Why do we worry about it in children and teens?
• Metabolic syndrome is seen in young people and adults. It is a major risk for heart disease and diabetes. Type 2 diabetes, once called “adult onset diabetes,” is now found much more often in children and teens. Heart disease that leads to strokes and heart attacks begins in youth.
Is your child at risk?
Overweight children and teens are more likely to develop metabolic syndrome.
One way to tell if a child is overweight is to measure body mass index(BMI). BMI tells if someone is too heavy for his or her height. Children and teens should have their BMI measured yearly. Ask your health care provider if your child's BMI is in the top 15% for people of the same race, age, and sex. If so, it is too high.

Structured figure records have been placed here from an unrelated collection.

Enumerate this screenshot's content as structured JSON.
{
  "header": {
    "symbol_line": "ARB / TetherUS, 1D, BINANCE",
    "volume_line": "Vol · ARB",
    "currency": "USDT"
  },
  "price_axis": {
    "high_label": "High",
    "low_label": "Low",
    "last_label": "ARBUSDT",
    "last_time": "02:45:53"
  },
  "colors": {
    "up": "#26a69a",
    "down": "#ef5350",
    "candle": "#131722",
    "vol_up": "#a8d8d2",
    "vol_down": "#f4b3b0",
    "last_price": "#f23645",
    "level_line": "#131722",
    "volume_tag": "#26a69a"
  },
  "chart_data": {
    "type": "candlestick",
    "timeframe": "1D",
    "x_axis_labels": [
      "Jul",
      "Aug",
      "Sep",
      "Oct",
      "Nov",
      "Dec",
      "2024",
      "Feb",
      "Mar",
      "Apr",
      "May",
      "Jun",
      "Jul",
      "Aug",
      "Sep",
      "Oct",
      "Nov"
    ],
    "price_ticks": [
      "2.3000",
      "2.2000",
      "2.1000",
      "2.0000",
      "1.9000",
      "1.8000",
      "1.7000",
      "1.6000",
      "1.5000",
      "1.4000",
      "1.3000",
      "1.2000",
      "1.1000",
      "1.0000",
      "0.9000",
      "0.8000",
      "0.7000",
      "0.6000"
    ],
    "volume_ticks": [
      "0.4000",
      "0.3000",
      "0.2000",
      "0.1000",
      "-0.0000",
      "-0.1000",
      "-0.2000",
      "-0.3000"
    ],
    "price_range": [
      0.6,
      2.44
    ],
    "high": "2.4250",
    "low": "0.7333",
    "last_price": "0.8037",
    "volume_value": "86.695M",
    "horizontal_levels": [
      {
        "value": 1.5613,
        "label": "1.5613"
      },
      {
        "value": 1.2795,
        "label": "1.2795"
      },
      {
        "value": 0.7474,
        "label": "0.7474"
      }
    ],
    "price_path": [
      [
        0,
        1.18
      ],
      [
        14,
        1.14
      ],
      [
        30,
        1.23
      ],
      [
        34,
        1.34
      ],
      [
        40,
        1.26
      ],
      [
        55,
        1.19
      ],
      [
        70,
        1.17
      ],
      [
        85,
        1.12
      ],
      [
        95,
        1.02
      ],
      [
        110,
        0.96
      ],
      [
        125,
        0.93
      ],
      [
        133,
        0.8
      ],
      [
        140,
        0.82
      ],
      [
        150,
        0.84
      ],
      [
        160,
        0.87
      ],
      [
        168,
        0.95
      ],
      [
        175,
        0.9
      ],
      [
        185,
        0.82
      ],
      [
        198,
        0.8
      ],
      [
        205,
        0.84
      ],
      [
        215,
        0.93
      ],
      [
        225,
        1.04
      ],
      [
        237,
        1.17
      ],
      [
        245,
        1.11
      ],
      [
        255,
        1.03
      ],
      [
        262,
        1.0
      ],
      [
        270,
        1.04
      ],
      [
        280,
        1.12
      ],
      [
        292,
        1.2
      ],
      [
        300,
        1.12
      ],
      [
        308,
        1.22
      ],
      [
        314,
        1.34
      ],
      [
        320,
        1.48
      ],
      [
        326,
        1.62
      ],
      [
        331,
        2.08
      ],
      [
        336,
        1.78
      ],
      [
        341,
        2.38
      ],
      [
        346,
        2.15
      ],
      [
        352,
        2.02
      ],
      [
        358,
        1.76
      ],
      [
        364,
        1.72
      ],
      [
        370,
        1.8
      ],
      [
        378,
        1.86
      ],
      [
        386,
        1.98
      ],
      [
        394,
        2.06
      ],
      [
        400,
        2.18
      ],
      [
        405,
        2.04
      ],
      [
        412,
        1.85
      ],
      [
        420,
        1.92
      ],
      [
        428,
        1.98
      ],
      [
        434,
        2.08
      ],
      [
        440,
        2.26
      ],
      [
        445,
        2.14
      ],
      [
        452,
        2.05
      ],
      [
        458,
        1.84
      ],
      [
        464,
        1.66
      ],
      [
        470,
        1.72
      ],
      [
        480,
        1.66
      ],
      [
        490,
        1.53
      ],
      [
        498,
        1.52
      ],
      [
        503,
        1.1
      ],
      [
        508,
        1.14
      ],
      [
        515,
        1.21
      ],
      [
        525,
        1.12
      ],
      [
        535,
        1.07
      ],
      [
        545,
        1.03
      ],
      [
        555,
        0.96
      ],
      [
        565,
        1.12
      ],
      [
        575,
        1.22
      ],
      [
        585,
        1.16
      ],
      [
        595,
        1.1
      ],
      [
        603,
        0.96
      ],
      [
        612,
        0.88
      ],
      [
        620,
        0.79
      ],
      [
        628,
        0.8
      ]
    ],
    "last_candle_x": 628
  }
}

Your child's blood pressure should also be checked at every medical visit.
If your child is overweight or if type 2 diabetes runs in your family, your child's blood sugar should be checked every 2 years. If it is over 100 mg/dl,there may be a problem.
Fats in the blood (lipids) should be checked if your child is overweight or if early heart disease or high cholesterol run in your family.
How can you help your child to be healthier?
Take your child for regular check-ups.
Get active. Regular exercise can help children have a healthy weight and good blood pressure, blood sugar, and lipid levels. Help your child think of fun physical activities, and be active for at least a half-hour to an hour each day. Be active with your child to set a good example.
Limit screen time. Cut back on the time your child spends watching TV,playing video games, or sitting at a computer. Limit these activities to no more than 2 hours a day.
Help your child to make healthier food choices. Keep fresh fruits and vegetables in your home and encourage your child to eat at least five servings each day. Don't keep lots of sweets and high-fat foods around for snacking. Stop buying sodas and other sugary drinks. Let your child see you eating and enjoying healthy foods, too.
Avoid food struggles. Keep healthy foods on hand, and let your child choose which ones and how much to eat.
If your child or teen is overweight, ask your health care provider for a referral to a dietitian who works with children and families.